Cyber-security ... how effective is it in relation to the all the effort?If you’re like me, you have upwards of two dozen sets of user names and passwords associated with the various business, banking, shopping and social media sites with which you interact on a regular or occasional basis.

Trying to keep all of this information safe and secure – yet close at hand – is easier said than done. More often than not, passwords and other information end up on bits of paper floating around the office, in a wallet … or in (and out of) your head.

And to make things even more difficult, if you paid attention to conventional advice, you’d be changing those passwords every 30 or 60 days, making sure you’re following the guidelines regarding creating indecipherable permutations of numbers, letters and symbols so as to throw the “bad guys” off your password’s scent.

Now, here comes a paper written by Dr. Cormac Herley, principal research analyst at Microsoft Corporation, that calls into question how much all of this focus on password protection and cyber-security is really benefiting anyone.

Dr. Herley’s paper is titled So Long, and No Thanks for the Externalities: The Rational Rejection of Security Advice by Users. In it, the author contends that the collective time and effort involved in complying with all of the directives and admonitions regarding computer security add up to far more cost than the cost of what is actually caused by cyber-security breaches.

[For the record, he estimates if the time spent by American adults on these tasks averages a minute a day, it adds up to ~$16 billion worth of time every year.]

Here’s a quote from Herley’s paper:

“We argue that users’ rejection of the security advice they receive is entirely rational from an economic perspective. The advice offers to shield them from the direct costs of attacks, but burdens them with far greater indirect costs in the form of effort. Looking at various examples of security advice, we find that the advice is complex and growing, but the benefit is largely speculative or moot.”

It would be one thing if this screed was written by some outré blogger operating on the fringes of the discipline. But it’s coming from a senior researcher at Microsoft.

To illustrate his point, Herley summarizes the whole area of password rules, which he contends places the entire burden of password management on the user. To wit:

 Length of password
 Password composition (e.g., letters, numbers, special characters)
 Non-dictionary words (in any language, not just English)
 Don’t write the password down
 Don’t share the password with anyone
 Change it often
 Don’t re-use the same passwords across sites

How much value each of these guidelines possesses is a matter of debate.

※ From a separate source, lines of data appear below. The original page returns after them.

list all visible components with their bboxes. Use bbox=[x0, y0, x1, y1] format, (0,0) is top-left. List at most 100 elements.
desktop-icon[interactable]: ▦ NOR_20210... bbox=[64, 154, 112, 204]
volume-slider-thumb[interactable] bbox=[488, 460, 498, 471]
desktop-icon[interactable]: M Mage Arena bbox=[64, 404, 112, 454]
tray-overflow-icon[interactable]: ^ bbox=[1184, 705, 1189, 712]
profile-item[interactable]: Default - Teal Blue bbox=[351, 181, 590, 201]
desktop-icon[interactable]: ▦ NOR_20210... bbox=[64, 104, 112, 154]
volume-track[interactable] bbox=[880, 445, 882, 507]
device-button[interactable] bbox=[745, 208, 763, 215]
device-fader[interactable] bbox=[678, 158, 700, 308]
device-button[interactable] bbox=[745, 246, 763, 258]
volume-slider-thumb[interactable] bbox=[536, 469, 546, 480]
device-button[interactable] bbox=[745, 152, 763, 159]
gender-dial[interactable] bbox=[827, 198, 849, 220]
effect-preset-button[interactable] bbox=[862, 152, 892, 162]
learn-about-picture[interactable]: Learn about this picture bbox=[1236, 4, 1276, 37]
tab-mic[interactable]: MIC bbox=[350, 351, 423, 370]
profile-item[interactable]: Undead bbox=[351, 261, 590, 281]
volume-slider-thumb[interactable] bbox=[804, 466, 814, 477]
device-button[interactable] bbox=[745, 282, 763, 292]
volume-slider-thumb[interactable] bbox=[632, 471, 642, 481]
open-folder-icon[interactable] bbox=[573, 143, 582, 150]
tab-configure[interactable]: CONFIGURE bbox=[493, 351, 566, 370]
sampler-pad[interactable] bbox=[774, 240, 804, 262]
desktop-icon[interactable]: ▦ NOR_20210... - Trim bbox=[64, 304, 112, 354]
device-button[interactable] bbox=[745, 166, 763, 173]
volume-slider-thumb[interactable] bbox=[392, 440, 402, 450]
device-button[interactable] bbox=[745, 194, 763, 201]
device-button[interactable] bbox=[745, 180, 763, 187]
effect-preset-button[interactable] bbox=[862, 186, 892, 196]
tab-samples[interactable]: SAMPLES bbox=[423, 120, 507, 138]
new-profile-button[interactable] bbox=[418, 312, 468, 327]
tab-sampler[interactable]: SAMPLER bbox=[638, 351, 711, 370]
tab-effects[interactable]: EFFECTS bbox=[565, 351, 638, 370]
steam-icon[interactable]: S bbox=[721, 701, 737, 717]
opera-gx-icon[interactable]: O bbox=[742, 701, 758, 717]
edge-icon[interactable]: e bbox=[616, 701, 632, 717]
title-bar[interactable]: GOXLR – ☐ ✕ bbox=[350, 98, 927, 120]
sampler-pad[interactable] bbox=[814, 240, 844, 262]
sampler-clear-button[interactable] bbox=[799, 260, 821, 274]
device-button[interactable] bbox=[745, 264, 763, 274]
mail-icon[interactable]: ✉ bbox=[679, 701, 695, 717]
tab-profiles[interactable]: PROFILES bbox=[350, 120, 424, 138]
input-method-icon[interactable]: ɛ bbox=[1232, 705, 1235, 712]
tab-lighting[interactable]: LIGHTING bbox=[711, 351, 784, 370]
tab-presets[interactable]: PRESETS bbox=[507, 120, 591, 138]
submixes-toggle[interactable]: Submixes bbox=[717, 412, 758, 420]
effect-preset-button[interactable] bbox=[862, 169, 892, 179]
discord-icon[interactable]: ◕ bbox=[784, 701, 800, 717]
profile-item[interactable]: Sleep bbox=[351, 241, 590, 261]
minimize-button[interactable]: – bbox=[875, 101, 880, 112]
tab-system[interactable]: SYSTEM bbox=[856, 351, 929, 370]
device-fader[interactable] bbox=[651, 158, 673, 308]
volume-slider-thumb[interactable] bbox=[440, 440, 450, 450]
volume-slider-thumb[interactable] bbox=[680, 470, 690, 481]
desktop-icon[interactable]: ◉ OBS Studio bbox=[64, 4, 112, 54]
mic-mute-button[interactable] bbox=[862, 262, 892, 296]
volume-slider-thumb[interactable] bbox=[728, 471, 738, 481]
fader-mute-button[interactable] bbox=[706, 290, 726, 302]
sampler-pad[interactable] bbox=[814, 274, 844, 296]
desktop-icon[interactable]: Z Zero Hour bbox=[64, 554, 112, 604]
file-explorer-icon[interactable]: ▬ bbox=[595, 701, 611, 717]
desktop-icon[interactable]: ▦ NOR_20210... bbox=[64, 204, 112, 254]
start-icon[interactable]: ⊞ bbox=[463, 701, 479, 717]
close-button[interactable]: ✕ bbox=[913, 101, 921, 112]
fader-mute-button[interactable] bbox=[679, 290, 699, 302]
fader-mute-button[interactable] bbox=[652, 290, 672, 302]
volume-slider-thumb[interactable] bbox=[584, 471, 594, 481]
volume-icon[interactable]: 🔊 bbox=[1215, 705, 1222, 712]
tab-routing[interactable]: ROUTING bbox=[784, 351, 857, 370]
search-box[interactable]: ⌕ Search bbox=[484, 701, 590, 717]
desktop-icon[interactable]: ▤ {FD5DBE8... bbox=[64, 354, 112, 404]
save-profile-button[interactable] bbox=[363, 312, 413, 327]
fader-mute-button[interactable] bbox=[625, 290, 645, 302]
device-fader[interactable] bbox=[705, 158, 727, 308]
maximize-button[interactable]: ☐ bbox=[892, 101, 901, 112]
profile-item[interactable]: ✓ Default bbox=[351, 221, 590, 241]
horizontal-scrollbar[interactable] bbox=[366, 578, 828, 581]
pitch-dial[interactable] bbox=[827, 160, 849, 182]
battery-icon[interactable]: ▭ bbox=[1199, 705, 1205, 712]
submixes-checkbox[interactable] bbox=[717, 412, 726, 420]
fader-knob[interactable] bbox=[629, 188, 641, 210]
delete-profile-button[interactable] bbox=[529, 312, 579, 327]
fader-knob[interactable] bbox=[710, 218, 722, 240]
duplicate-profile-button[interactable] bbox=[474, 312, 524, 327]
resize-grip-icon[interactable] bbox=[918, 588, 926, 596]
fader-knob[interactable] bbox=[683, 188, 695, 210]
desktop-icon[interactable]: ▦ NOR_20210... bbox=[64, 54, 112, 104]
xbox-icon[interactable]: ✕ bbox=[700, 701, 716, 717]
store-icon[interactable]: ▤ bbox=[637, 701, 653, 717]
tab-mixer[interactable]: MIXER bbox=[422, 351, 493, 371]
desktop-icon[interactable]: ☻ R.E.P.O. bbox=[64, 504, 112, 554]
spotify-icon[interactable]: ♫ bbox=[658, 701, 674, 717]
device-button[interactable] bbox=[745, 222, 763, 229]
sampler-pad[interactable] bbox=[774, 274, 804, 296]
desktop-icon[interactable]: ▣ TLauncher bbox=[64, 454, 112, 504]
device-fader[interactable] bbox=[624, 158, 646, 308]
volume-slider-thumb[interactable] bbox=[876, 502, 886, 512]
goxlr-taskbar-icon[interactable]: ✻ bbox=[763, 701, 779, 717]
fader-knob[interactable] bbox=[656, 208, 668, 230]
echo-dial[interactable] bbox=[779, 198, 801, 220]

For instance, the first three factors listed above are not consequential, as most applications and web sites lock out access after three or four incorrect tries.

Changing passwords often – whether that’s quarterly, monthly or weekly – is never often enough, as any attack using a purloined password will likely happen within a few seconds, minutes or hours of its acquisition, rather than waiting days. On the other hand, for users to change their passwords regularly requires time and attention … and often leads to frustration and lost productivity as people hunt around for the “last, best” misplaced password they assigned to their account.

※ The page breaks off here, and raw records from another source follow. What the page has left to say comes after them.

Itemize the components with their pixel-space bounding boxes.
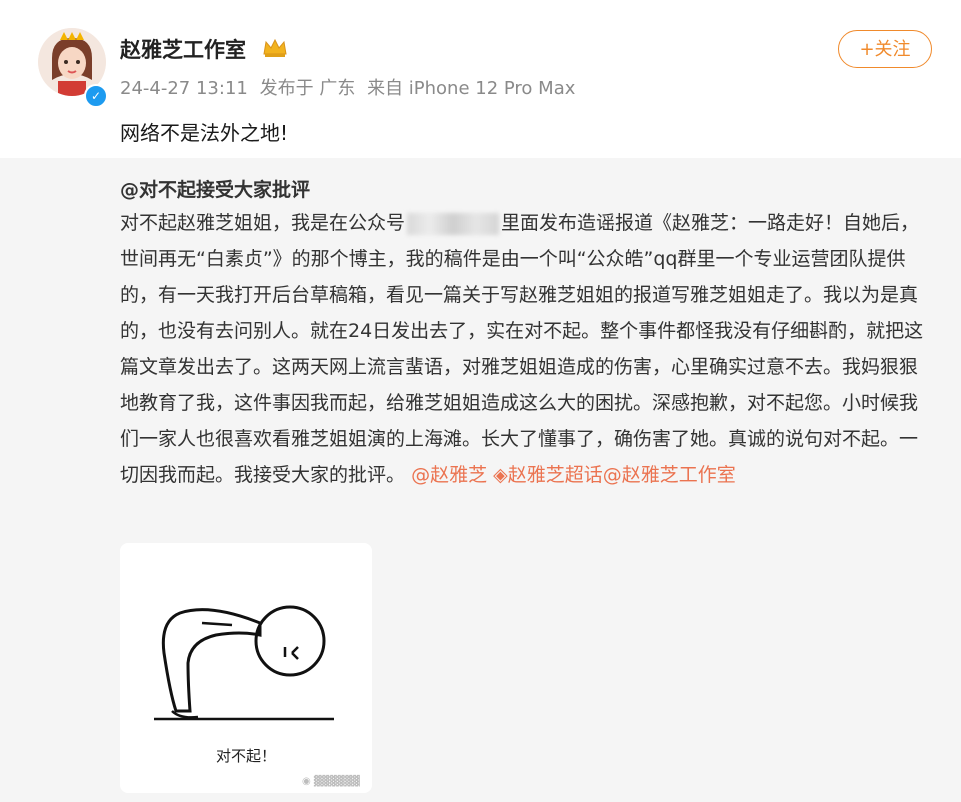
follow-button[interactable]: +关注: [838, 30, 932, 68]
mention-supertopic[interactable]: 赵雅芝超话: [508, 464, 603, 486]
image-caption: 对不起！: [215, 747, 276, 765]
quoted-body-part-1: 对不起赵雅芝姐姐，我是在公众号: [120, 212, 406, 234]
mention-studio[interactable]: @赵雅芝工作室: [603, 464, 736, 486]
verified-icon: ✓: [84, 84, 108, 108]
blurred-account-name: [407, 212, 500, 235]
quoted-body: 对不起赵雅芝姐姐，我是在公众号 里面发布造谣报道《赵雅芝：一路走好！自她后，世间再…: [120, 205, 932, 493]
quoted-author[interactable]: @对不起接受大家批评: [120, 175, 310, 202]
image-watermark: ◉ ▓▓▓▓▓▓: [301, 776, 360, 787]
post-image[interactable]: 对不起！ ◉ ▓▓▓▓▓▓: [120, 543, 372, 793]
username[interactable]: 赵雅芝工作室: [120, 34, 246, 64]
post-text: 网络不是法外之地!: [120, 121, 289, 145]
post-location: 发布于 广东: [259, 78, 356, 99]
supertopic-icon: ◈: [493, 464, 508, 486]
post-header: ✓ 赵雅芝工作室 24-4-27 13:11 发布于 广东 来自 iPhone …: [0, 0, 961, 158]
post-source: 来自 iPhone 12 Pro Max: [367, 78, 576, 99]
quoted-body-part-2: 里面发布造谣报道《赵雅芝：一路走好！自她后，世间再无“白素贞”》的那个博主，我的…: [120, 212, 924, 486]
post-time[interactable]: 24-4-27 13:11: [120, 78, 248, 99]
crown-icon: [263, 38, 287, 57]
post-meta: 24-4-27 13:11 发布于 广东 来自 iPhone 12 Pro Ma…: [120, 74, 581, 100]
bowing-figure-illustration: [154, 605, 334, 721]
mention-zhao-yazhi[interactable]: @赵雅芝: [411, 464, 487, 486]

And as for those irritating certificate error warnings that pop up on the computer screen with regularity, Herley contends that most users do not understand their significance. And even if they did, what options do people have when confronted with one of these warnings, other than exiting the program?

As it turns out, there’s not much to fear, as virtually all certificate errors are “false positives.” With certificates as well as so many other issues of cyber-security, Herley maintains that the dangers are often not evidenced-based. As for the computer users, “The effort we ask of them is real, while the harm we warn them of is theoretical,” he writes.

Herley’s main beef is that all of the energy surrounding cyber-security and what is asked of consumers is a cost borne by the entire population … but that the cost of security directives should actually be in proportion to the victimization rate, which he characterizes as miniscule.

An interesting prognosis … and a rather surprising one considering the source.